Ignorance is Not Bliss

Dead men tell great tales. They really do. When a literary work stays in circulation for hundreds—or thousands—of years, you know it has captured something timeless about the human experience. One such timeless masterpiece is John Milton’s Paradise Lost. In recent past, we’ve spent some time exploring the poem, and while we won’t be systematically going through the rest of the book, I will, from time to time, post another entry into the blog series. (Eventually, we’ll get through the whole thing.) This week, let’s look at Books 5 and 6.

Book 5:
God sends the archangel Raphael down to earth to warn Adam and Eve about Satan. Raphael explains to them who Satan is, as well as how he used his authority to lead a third of the angels in revolt against God. Of all the legions under Satan’s command, only the seraph Abdiel remained unmoved by the seduction of his lies and refused to partake in the rebellion.

Book 6:
Raphael describes the war in Heaven to Adam and Eve: God sends His angels to do battle with Satan and his minions. Abdiel meets Satan head-on, striking him so hard that Satan falls back ten paces, shocking all who see. Then the battle rages, and on the third day, the fight still unending, God sends His Son into the fray, who chases down His enemies. Finally and fully overpowered, the rebellious horde is driven back to the wall of Heaven, which opens up. In terror, the demons dive into the hole, falling down into the place of punishment prepared for them.

It has been said that ignorance is bliss. But for many, it can be a form of denial. If we hide ourselves from disturbing truths, we may be able to enjoy their absence, but such a ruse will only work for so long. Whether in this life or the next, the truth will eventually come to light.

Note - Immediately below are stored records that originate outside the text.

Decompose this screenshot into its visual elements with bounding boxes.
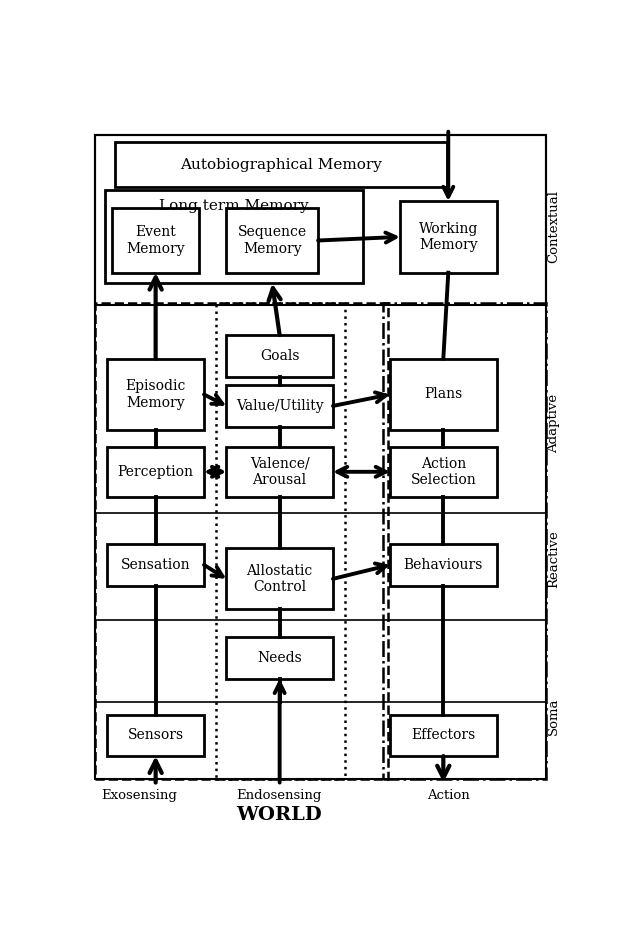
Text: Episodic
Memory: Episodic Memory [125, 379, 186, 409]
Bar [390, 714, 497, 756]
Bar [112, 208, 199, 272]
FancyArrowPatch shape [318, 232, 396, 243]
Bar [108, 544, 204, 586]
Text: Event
Memory: Event Memory [126, 225, 185, 256]
Bar [227, 446, 333, 497]
Bar [227, 335, 333, 377]
Text: Adaptive: Adaptive [547, 393, 560, 453]
Bar [108, 359, 204, 431]
Text: Long term Memory: Long term Memory [159, 199, 308, 213]
Bar [105, 191, 363, 284]
Text: Needs: Needs [257, 651, 302, 665]
Text: Action: Action [427, 789, 469, 802]
FancyArrowPatch shape [269, 288, 281, 335]
Bar [227, 208, 318, 272]
FancyArrowPatch shape [209, 467, 222, 477]
Bar [390, 446, 497, 497]
Text: WORLD: WORLD [237, 805, 323, 824]
Bar [115, 142, 447, 187]
Text: Behaviours: Behaviours [404, 558, 483, 572]
Bar [227, 385, 333, 427]
Text: Autobiographical Memory: Autobiographical Memory [180, 157, 382, 172]
Bar [95, 303, 388, 779]
Text: Goals: Goals [260, 349, 300, 363]
Text: Exosensing: Exosensing [102, 789, 177, 802]
Bar [383, 303, 547, 779]
Text: Endosensing: Endosensing [237, 789, 322, 802]
Bar [227, 549, 333, 609]
Text: Reactive: Reactive [547, 530, 560, 588]
Text: Allostatic
Control: Allostatic Control [246, 564, 313, 594]
FancyArrowPatch shape [337, 467, 386, 477]
Bar [216, 303, 346, 779]
Bar [400, 201, 497, 272]
Text: Value/Utility: Value/Utility [236, 399, 323, 413]
Bar [227, 637, 333, 679]
Text: Perception: Perception [118, 465, 194, 479]
FancyArrowPatch shape [333, 564, 386, 578]
Text: Contextual: Contextual [547, 190, 560, 262]
FancyArrowPatch shape [150, 277, 162, 359]
Text: Working
Memory: Working Memory [419, 222, 478, 252]
Bar [108, 446, 204, 497]
FancyArrowPatch shape [204, 565, 223, 577]
Bar [108, 714, 204, 756]
FancyArrowPatch shape [437, 756, 449, 777]
FancyArrowPatch shape [204, 394, 223, 404]
Text: Action
Selection: Action Selection [410, 457, 476, 487]
Bar [95, 135, 547, 305]
Text: Soma: Soma [547, 698, 560, 736]
Bar [390, 544, 497, 586]
FancyArrowPatch shape [275, 684, 285, 782]
FancyArrowPatch shape [150, 761, 162, 782]
Text: Sensation: Sensation [121, 558, 191, 572]
Text: Plans: Plans [424, 388, 463, 402]
Text: Sensors: Sensors [127, 728, 184, 742]
FancyArrowPatch shape [333, 392, 386, 405]
Bar [390, 359, 497, 431]
Text: Valence/
Arousal: Valence/ Arousal [250, 457, 310, 487]
Text: Effectors: Effectors [411, 728, 476, 742]
FancyArrowPatch shape [444, 132, 453, 197]
Text: Sequence
Memory: Sequence Memory [237, 225, 307, 256]
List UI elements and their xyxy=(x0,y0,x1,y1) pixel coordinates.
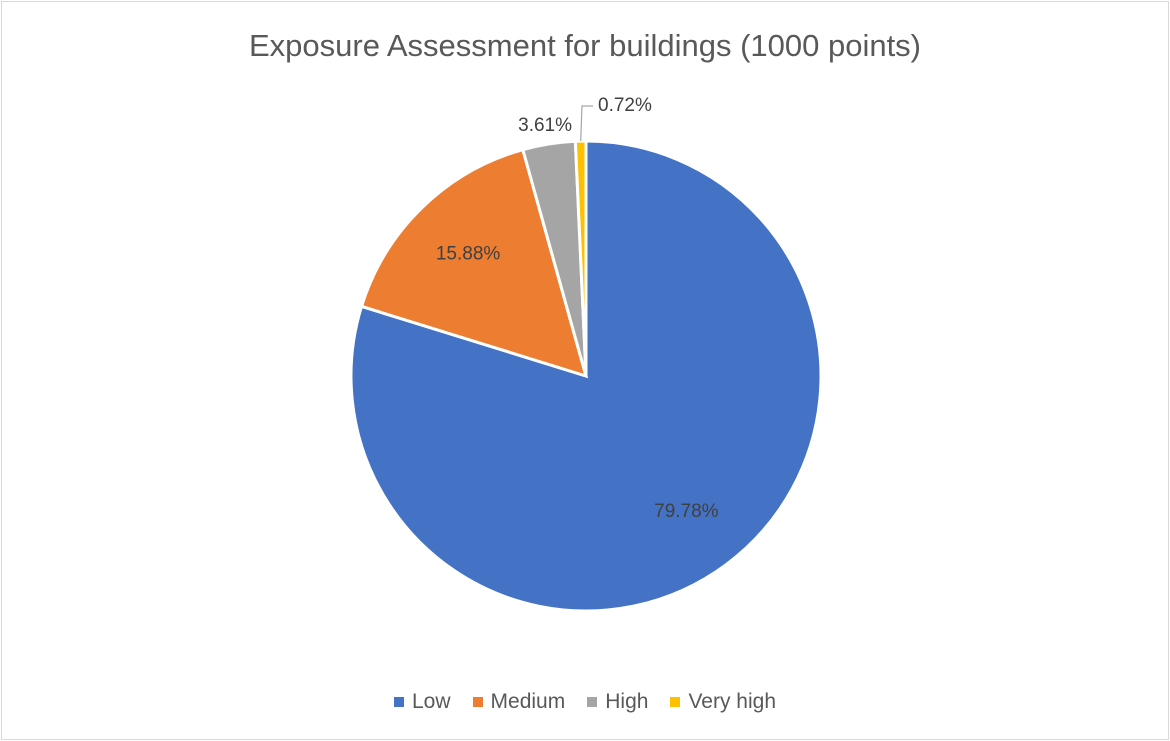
pie-slice-medium xyxy=(359,147,589,379)
data-label-high: 3.61% xyxy=(518,115,572,136)
legend-label-medium: Medium xyxy=(490,690,566,713)
data-labels: 79.78% 15.88% 3.61% 0.72% xyxy=(436,95,719,522)
legend-swatch-medium xyxy=(472,697,483,707)
chart-title: Exposure Assessment for buildings (1000 … xyxy=(248,28,922,63)
legend-label-low: Low xyxy=(412,690,451,713)
legend-item-low: Low xyxy=(394,690,451,714)
legend-swatch-high xyxy=(587,697,598,707)
leader-lines xyxy=(580,105,593,142)
data-label-medium: 15.88% xyxy=(436,244,501,265)
legend-swatch-low xyxy=(394,697,404,707)
legend: Low Medium High Very high xyxy=(2,690,1168,714)
legend-item-very-high: Very high xyxy=(670,690,776,714)
legend-item-high: High xyxy=(587,690,648,714)
pie-slices xyxy=(349,139,823,613)
data-label-very-high: 0.72% xyxy=(598,95,652,116)
legend-label-high: High xyxy=(605,690,649,713)
legend-label-very-high: Very high xyxy=(688,690,776,713)
leader-line-very-high xyxy=(580,105,593,142)
legend-item-medium: Medium xyxy=(472,690,566,714)
data-label-low: 79.78% xyxy=(654,501,719,522)
legend-swatch-very-high xyxy=(670,697,681,707)
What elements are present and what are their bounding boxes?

Delusional happiness, just like misery, loves company. In order to enjoy the promised “bliss” of ignorance, Satan in Paradise Lost must lie to himself—and attempt to convince others of these lies. Satan’s debate with Abdiel in Book 5 reveals a desire to twist the truth so that he can enjoy the confines of his own fake reality.

In response to Abdiel’s claim that God created everything (line 835ff), Satan asks, in essence, “Really? Can you remember when you were created? We have always been here—we are self-created, self-wrought” (line 853ff).

C. S. Lewis comments on this argument:

[I]f a creature is silly enough to try to prove that it was not created, what is more natural than for it to say, “Well, I wasn’t there to see it being done”? Yet what is more futile, since in thus admitting ignorance of its own beginnings it proves that those beginnings lay outside itself? Satan falls instantly into this trap (850 et seq.)—as indeed he cannot help doing—and produces as proof of his self-existence what is really its disproof. But even this is not Nonsense enough. Uneasily shifting on the bed of Nonsense which he has made for himself, he then throws out the happy idea that “fatal course” really produced himself, and finally, with a triumphant air, the theory that he sprouted from the soil like a vegetable. Thus, in twenty lines, the being too proud to admit derivation from God, has come to rejoice in believing that he “just grew” like Topsy or a turnip. (A Preface to Paradise Lost, 97-98)

This ignorance displayed by Satan is nothing like innocent unawareness. Rather, it is a willful denial of what every sentient being knows deep inside: that there is a God to whom we are accountable. No matter how hard one tries to suppress the truth, there is no getting around that God is “clearly seen” and “understood” through His creation, so that we are all “without excuse” before our Maker (see Rom. 1:20).

Some deny God with their lips. Others (even some professing Christians) deny Him by their actions. All of us will eventually face the Judge of the universe in the courtroom of eternity. At that time, denial will no longer be an option, and the willful ignorance of humanity—and Satan—will tragically lead to the very opposite of bliss.